Seeing some of the pictures in a recent blog post by Google’s research team, I wonder if that reason may be related to how “quickly” we learn to recognise new objects — quickly in quotes, because we make “one observation” while a typical machine-learning system may need thousands of examples to learn from — what if we also need a lot of examples, but we don’t realise that we need them because we’re seeing them in a continuous sequence?
Human vision isn’t as straightforward as a video played back on a computer, but it’s not totally unreasonable to say we see things “more than once” when we hold them in our hands — and, crucially, if we hold them while we do so we get to see those things with additional information: the object’s distance and therefore size comes from proprioception (which tells us where our hand is), not just from binocular vision; we can rotate it and see it from multiple angles, or rotate ourselves and see how different angles of light changes its appearance; we can bring it closer to our eyes to see fine detail that we might have missed from greater distance; we can rub the surface to see if markings on the surface are permanent or temporary.
So, the hypothesis (conjecture?) is this: humans need to hold things to look at them properly, just to gather enough information to learn what it looks like in general rather than just from one point of view. Likewise, machine learning systems seem worse than they are for lack of capacity to create realistic alternative perspectives of the things they’ve been tasked with classifying.

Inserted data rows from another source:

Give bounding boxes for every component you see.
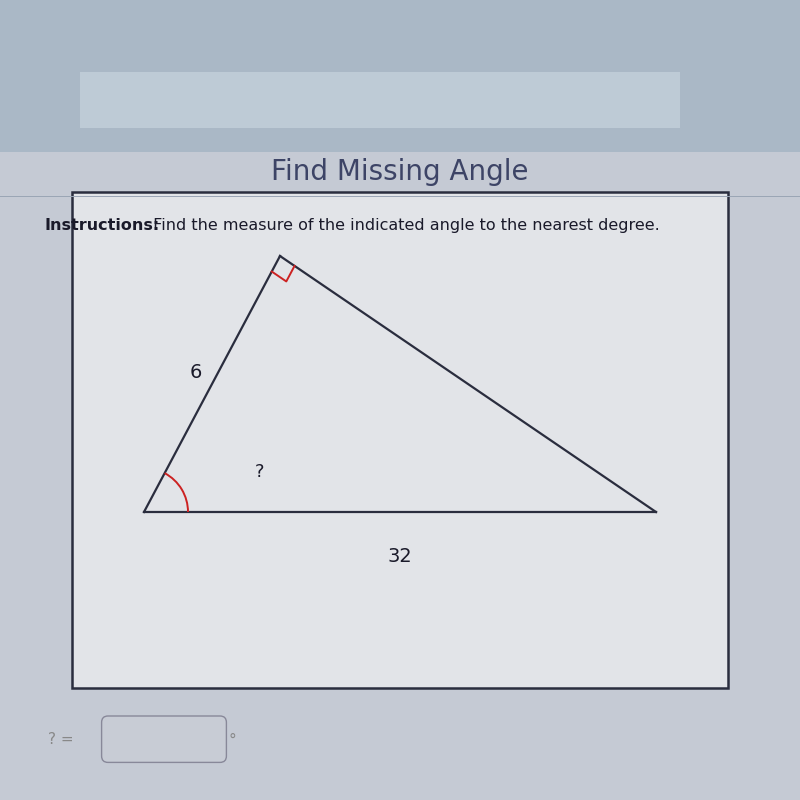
- FancyBboxPatch shape: [102, 716, 226, 762]
- Text: Find the measure of the indicated angle to the nearest degree.: Find the measure of the indicated angle …: [148, 218, 660, 233]
- FancyBboxPatch shape: [0, 152, 800, 200]
- FancyBboxPatch shape: [80, 72, 680, 128]
- Text: ? =: ? =: [48, 733, 74, 747]
- Text: 6: 6: [190, 362, 202, 382]
- Text: 32: 32: [388, 546, 412, 566]
- Text: Find Missing Angle: Find Missing Angle: [271, 158, 529, 186]
- FancyBboxPatch shape: [0, 0, 800, 160]
- Text: Instructions:: Instructions:: [44, 218, 159, 233]
- Text: ?: ?: [255, 463, 265, 481]
- Text: °: °: [228, 733, 236, 747]
- FancyBboxPatch shape: [72, 192, 728, 688]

Not sure how I’d test both parts of this idea. A combination of robot arm, camera, and machine learning system that manipulates an object it’s been asked to learn to recognise is the easy part; but when testing the reverse in humans, one would need to show them a collection of novel objects, half of which they can hold and the other half of which they can only observe in a way that actively prevents them from seeing multiple perspectives, and then test their relative abilities to recognise the objects in each category.